Solanaエコシステムの関係者であるメルト氏はソーシャルメディアで、Solanaのデフレ化と焼却を巡る提案が早期の採決段階に入るとした上で、検証者やSOL保有者が提案を支持するのであれば、今が意思表示のタイミングだとの認識を示した。
もっとも、焼却量の拡大だけでSOLが直ちにデフレ資産になるわけではない。Solanaネットワークでは現在、1日当たり約6万SOLが新規発行されている。今回の提案は、焼却量の増加に加えて新規供給の伸びも抑え、供給抑制効果を高める狙いがある。
市場での価格への織り込みは、現時点では限定的だ。SOLは現在、約74ドルで取引され、時価総額は約430億ドル。一方で、過去の強気相場で付けた最高値293ドルとはなお大きな開きがある。
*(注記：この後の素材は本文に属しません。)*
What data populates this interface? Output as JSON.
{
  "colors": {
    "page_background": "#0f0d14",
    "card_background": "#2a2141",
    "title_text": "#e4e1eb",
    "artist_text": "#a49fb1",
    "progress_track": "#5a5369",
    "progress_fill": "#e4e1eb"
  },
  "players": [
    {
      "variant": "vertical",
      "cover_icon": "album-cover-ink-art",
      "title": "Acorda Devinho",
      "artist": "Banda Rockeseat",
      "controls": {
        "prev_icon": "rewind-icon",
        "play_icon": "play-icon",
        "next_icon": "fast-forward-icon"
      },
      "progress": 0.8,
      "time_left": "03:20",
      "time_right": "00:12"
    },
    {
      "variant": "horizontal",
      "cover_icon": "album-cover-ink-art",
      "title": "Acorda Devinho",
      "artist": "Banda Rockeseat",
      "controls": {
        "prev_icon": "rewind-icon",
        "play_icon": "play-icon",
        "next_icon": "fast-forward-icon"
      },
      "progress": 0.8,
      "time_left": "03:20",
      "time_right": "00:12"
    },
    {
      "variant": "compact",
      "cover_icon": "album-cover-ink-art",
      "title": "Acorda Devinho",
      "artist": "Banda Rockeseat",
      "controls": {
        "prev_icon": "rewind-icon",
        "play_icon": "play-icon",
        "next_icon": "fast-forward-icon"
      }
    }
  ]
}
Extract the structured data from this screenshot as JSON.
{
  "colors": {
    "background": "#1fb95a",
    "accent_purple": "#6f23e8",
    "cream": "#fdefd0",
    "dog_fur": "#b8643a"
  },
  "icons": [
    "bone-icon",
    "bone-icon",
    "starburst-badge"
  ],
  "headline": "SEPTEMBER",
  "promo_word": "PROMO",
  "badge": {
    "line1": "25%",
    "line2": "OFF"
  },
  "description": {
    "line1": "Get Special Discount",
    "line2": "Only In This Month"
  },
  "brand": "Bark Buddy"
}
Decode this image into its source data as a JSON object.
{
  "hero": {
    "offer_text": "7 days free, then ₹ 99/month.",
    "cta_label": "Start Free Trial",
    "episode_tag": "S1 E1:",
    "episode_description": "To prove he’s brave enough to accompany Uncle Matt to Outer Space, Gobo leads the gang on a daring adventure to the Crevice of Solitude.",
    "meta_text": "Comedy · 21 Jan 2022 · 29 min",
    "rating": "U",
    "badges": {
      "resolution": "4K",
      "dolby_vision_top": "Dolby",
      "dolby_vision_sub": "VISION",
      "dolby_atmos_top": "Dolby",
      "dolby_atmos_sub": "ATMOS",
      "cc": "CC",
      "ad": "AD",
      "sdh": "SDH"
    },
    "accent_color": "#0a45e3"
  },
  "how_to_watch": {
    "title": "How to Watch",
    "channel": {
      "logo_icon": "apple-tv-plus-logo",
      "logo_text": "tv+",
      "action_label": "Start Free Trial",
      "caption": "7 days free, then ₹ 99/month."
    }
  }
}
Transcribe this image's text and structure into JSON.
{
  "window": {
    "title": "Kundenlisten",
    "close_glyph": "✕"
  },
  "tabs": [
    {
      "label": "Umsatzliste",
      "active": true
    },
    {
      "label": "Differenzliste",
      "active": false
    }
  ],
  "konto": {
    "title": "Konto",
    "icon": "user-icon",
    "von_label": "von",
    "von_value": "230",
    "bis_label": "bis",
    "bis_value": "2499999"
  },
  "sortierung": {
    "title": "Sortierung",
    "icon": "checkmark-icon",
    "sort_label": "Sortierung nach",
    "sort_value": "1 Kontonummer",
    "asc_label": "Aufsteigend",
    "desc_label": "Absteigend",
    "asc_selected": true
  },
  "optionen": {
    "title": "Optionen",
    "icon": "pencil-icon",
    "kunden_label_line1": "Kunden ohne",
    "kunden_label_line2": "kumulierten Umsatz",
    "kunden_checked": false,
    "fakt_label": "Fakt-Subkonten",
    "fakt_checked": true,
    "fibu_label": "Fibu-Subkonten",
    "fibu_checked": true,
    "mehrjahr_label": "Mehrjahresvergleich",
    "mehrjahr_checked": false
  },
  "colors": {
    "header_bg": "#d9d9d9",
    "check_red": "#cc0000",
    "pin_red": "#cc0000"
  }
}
予測市場では慎重な見方も出ている。Decryptの親会社DASTANが運営する予測市場Myriadでは、SOLが160ドルを回復する前に、先に40ドルまで下落する可能性をトレーダーが約70%と見込んでいる。
市場の関心は、この供給抑制策が実際にガバナンスを通過するかどうか、そして供給減少への期待がSOLの価格や需給にどのような影響を与えるかに集まっている。